Well in 35 years it has got a lot worse.
According to a posting on CNBC (here) the ten most hated jobs are:
- CIO or Director/Manager of IT/IM.
- Director of Sales and Marketing.
- Product Manager.
- Senior Web Developer.
- Technical Specialist (IT/IM).
- Electronics Technician.
- Law Clerk.
- Technical Support Analyst (IT/IM).
- CNC Machinist.
- Marketing Manager.
From this list items 1, 4, 5, and 8 are IT/IM functions and how they missed out IT/IM Project Manager from this list I have no idea. Maybe it is sort of embedded in item 5.
Some of the problems with working in IT/IM are:
- When someone contacts you they ALWAYS have an issue (they are not calling for a chat), and they expect you to know precisely what the issue is and to fix it then; within minutes—and the reality is that it is going to take hours and probably days and they get angry when they realise this.
- Over the last 10 years or so in IT, despite all the box ticking about planning and design, the reality is that due to modern business pressures and unrealistic expectations almost all IT/IM projects are not completed before the next initiative starts to roll over. This means that users of the system hardly get time to work out how to use it before it starts to get upgraded or replaced.
- With so much more interconnectivity and integration of computer systems and applications the chance of making a change that will adversely impact other connected systems or applications has increased significantly. Ten or so years ago it was unheard of that a change to a tool like Microsoft Excel or the Web browser (e.g., Internet Explorer) could cause collateral damage to business systems but these days, due to functional integration, a simple update to Excel can cause widespread grief across a business.

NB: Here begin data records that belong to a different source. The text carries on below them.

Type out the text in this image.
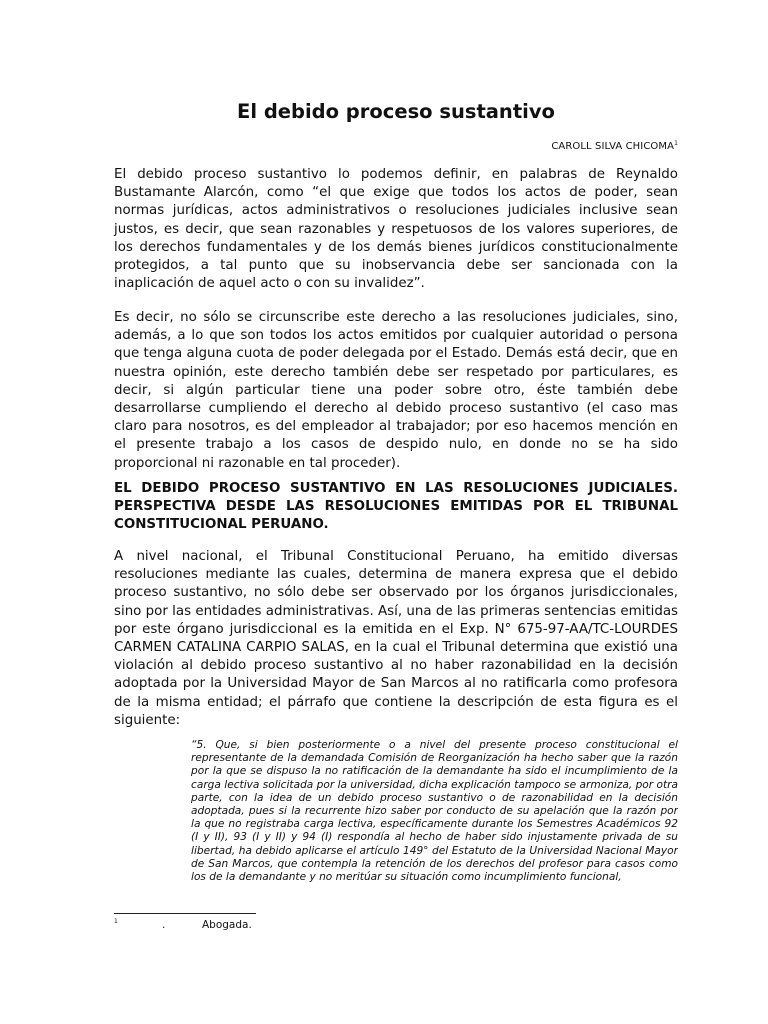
El debido proceso sustantivo
CAROLL SILVA CHICOMA$^1$

El debido proceso sustantivo lo podemos definir, en palabras de Reynaldo Bustamante Alarcón, como “el que exige que todos los actos de poder, sean normas jurídicas, actos administrativos o resoluciones judiciales inclusive sean justos, es decir, que sean razonables y respetuosos de los valores superiores, de los derechos fundamentales y de los demás bienes jurídicos constitucionalmente protegidos, a tal punto que su inobservancia debe ser sancionada con la inaplicación de aquel acto o con su invalidez”.

Es decir, no sólo se circunscribe este derecho a las resoluciones judiciales, sino, además, a lo que son todos los actos emitidos por cualquier autoridad o persona que tenga alguna cuota de poder delegada por el Estado. Demás está decir, que en nuestra opinión, este derecho también debe ser respetado por particulares, es decir, si algún particular tiene una poder sobre otro, éste también debe desarrollarse cumpliendo el derecho al debido proceso sustantivo (el caso mas claro para nosotros, es del empleador al trabajador; por eso hacemos mención en el presente trabajo a los casos de despido nulo, en donde no se ha sido proporcional ni razonable en tal proceder).

EL DEBIDO PROCESO SUSTANTIVO EN LAS RESOLUCIONES JUDICIALES. PERSPECTIVA DESDE LAS RESOLUCIONES EMITIDAS POR EL TRIBUNAL CONSTITUCIONAL PERUANO.

A nivel nacional, el Tribunal Constitucional Peruano, ha emitido diversas resoluciones mediante las cuales, determina de manera expresa que el debido proceso sustantivo, no sólo debe ser observado por los órganos jurisdiccionales, sino por las entidades administrativas. Así, una de las primeras sentencias emitidas por este órgano jurisdiccional es la emitida en el Exp. N° 675-97-AA/TC-LOURDES CARMEN CATALINA CARPIO SALAS, en la cual el Tribunal determina que existió una violación al debido proceso sustantivo al no haber razonabilidad en la decisión adoptada por la Universidad Mayor de San Marcos al no ratificarla como profesora de la misma entidad; el párrafo que contiene la descripción de esta figura es el siguiente:

“5. Que, si bien posteriormente o a nivel del presente proceso constitucional el representante de la demandada Comisión de Reorganización ha hecho saber que la razón por la que se dispuso la no ratificación de la demandante ha sido el incumplimiento de la carga lectiva solicitada por la universidad, dicha explicación tampoco se armoniza, por otra parte, con la idea de un debido proceso sustantivo o de razonabilidad en la decisión adoptada, pues si la recurrente hizo saber por conducto de su apelación que la razón por la que no registraba carga lectiva, específicamente durante los Semestres Académicos 92 (I y II), 93 (I y II) y 94 (I) respondía al hecho de haber sido injustamente privada de su libertad, ha debido aplicarse el artículo 149° del Estatuto de la Universidad Nacional Mayor de San Marcos, que contempla la retención de los derechos del profesor para casos como los de la demandante y no meritúar su situación como incumplimiento funcional,

1	.	Abogada.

Because of the combinations and variations it is impossible to test all likely outcomes even if you had a year to conduct testing, but you generally only have a couple of weeks allocated for this.
- The other thing with working in the bowels of IT/IM in a large company is that it only takes one simple press on the Enter key, or a click on an OK button, to instantly cause a catastrophe that affects a whole department or the whole business; and it can take hours or days to get things back to working order again.
At least once a week I say to someone where I work “IT is hell. What on earth possessed us to choose a career in IT?”